Queerantine: a non-binary journey through the pandemic

As we approach two years since the UK’s first lockdown, one writer explores their non-binary identity during the pandemic

Feature by Lynsay Holmes | 28 Feb 2022
  • Non-binary identity in the pandemic

As a baby gay who managed to escape the clutches of my biological family and isolate with my flatmate, the beginning of the pandemic was in some ways a blessing in disguise for me. Being from a family who swears they’re not homophobic, but constantly produces bigotry and microaggressions, I learned to ignore and repress my queerness from a young age. Before the pandemic I had never been to a gay bar, and it took me years to recognise that I was pansexual. 

During the initial lockdown of March 2020, I had for the first time, time and space to look at myself. I was reading about trauma (as queers do) and reflecting upon my conditioning. For a while, I’d had a subconscious hunch that I wasn’t cis-gender, but I had repressed questioning it. However, when the second lockdown came, I started to experience something weird: when people would refer to me as she or her it made me viscerally uncomfortable. This came out of the blue and I had no 'rational' explanation for why it made me feel this way, it just did. 

When I would see she/her pronouns written in chats to refer to me, it felt like the words she/her would grow bigger and consume all other text around. I realized that this issue is probably something cis people don’t experience, so I trialled using they/them pronouns with my closest friends. At first, I didn’t feel comfortable with any pronoun and asked my friends to just refer to me using my name, but as society requires a pronoun for us, I decided to use they/them. To me, ‘they’ is the closest word in the English language that can signify how I feel about my gender.

I’ve realised that gender is fluid and the reason we fear it changing is because we live in a binary society that conditions us to be one stable thing. Once discovering I was non-binary, I was resolute that I was agender, meaning I felt I had no gender at all, but when I started to feel masculine, this scared me. I thought I had 'figured out' who I was and now it was changing again.

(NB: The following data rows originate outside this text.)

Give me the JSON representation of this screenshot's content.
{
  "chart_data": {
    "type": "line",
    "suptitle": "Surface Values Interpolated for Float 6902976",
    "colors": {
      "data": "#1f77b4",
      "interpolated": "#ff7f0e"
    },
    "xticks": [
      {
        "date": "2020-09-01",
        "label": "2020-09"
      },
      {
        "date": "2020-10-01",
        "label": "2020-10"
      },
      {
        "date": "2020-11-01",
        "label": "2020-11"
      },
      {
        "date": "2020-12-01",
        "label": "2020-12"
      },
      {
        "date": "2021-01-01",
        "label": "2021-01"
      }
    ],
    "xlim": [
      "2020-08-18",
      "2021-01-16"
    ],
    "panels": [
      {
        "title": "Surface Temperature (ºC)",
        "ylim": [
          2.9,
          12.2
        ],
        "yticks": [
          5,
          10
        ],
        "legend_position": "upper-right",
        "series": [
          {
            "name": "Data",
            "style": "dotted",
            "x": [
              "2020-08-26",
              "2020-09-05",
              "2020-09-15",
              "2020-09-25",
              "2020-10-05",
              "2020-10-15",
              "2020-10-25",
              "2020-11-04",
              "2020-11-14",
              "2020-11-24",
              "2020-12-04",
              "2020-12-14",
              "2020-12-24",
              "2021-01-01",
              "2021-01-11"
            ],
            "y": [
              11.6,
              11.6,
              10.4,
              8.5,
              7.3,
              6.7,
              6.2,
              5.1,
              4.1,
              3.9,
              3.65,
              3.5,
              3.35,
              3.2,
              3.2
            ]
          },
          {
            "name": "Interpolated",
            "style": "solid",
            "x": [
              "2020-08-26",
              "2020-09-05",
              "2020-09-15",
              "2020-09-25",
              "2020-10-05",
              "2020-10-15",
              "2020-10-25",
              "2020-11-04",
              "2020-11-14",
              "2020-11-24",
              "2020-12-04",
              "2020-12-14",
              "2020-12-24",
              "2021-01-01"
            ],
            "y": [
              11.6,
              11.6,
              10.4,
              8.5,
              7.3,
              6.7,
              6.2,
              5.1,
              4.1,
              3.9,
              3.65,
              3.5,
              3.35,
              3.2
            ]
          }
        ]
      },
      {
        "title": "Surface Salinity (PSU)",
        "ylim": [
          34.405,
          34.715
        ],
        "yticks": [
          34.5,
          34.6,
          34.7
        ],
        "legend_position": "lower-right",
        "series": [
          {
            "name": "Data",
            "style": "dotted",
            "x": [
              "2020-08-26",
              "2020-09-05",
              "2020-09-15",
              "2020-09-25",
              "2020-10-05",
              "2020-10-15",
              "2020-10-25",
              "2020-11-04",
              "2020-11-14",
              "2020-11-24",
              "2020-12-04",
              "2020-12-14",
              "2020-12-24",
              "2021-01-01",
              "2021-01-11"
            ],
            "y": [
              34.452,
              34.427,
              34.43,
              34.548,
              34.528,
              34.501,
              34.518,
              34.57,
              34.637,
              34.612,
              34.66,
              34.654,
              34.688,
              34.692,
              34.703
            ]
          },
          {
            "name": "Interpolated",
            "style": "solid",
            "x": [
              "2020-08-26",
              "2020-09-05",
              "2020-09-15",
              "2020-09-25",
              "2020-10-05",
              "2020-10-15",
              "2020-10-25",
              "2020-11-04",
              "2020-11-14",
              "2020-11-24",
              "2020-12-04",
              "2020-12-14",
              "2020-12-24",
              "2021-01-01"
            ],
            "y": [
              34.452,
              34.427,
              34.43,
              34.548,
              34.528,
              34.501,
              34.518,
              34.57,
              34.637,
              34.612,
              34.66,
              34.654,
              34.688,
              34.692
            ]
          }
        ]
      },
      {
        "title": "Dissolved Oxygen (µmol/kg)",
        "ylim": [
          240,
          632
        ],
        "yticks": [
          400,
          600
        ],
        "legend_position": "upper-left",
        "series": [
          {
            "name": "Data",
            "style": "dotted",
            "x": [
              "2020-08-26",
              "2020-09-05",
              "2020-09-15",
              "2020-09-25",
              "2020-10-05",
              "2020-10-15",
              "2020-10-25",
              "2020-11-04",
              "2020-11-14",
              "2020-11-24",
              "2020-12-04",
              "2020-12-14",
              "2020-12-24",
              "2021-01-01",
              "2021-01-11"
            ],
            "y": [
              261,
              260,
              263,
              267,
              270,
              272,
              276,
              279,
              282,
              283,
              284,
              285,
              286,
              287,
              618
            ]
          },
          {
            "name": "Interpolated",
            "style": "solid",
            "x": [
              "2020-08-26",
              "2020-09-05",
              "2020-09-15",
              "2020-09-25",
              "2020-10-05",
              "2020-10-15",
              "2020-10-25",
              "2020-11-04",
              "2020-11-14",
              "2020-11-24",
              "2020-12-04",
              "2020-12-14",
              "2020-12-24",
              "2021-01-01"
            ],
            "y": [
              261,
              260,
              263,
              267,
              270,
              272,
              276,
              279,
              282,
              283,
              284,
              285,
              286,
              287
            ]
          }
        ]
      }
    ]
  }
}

For me to appreciate and not fear my fluidity is an ongoing challenge. 

I’ve also realised that the reason I was able to achieve my gender revelations in the first place was because of the pandemic. Lockdown literally stripped me of the feminine norms I was pressured to abide by as an AFAB (assigned female at birth) person. I stopped wearing bras, makeup, and skirts. As the gender binary is embedded in our social interactions, less social interaction meant less pressure to conform. The traditional idea of queer visibility was turned on its head for me: I became more visible to myself by becoming less visible to others. 

For me, the easing of lockdown came with pros and cons. As I bumped into more and more people, I’d get misgendered as they didn’t know I had changed my pronouns. This made me uncomfortable, but I was also uncomfortable ‘revealing’ that I was now a ‘they/them’. Eventually I’d had enough of being misgendered and announced my pronoun change to the world via Instagram story. However, the misgendering didn’t stop. I’ve realised that I need to be, what I call, ‘actively queer’. As the dominant ideology is to assume that people are heterosexual and cis-gender, I need to actively assert that I am non-binary. This is exhausting. I don’t want to compromise myself and let people misgendering me slide, but I just don’t have the energy. And often the conversation doesn’t end with me sharing my pronouns; it evolves into me justifying my existence by recounting the entire history of non-binary people. 

Coming out of lockdown allowed me to seek out queer people and spaces; in particular, Glasgow’s newest gay bar Bonjour and legendary club night Shoot Your Shot. These spaces are more than just places to hook up. They are homes we built for ourselves so that queer people can connect, receive identity affirmation, and feel safe in numbers. Constantly closing and reopening these spaces can put into flux peoples’ whole life trajectories.

It is safe to say my queerness has been inextricably tied to the pandemic. The past two years have given me the confidence to dive headfirst into who I truly am and the community I was always meant to be a part of, while also teaching me never to take them for granted. They can be here today and gone tomorrow. Reintegrating into society as a now non-binary person, I am holding my head up high and resisting the cis-het agenda the world is constantly trying to press.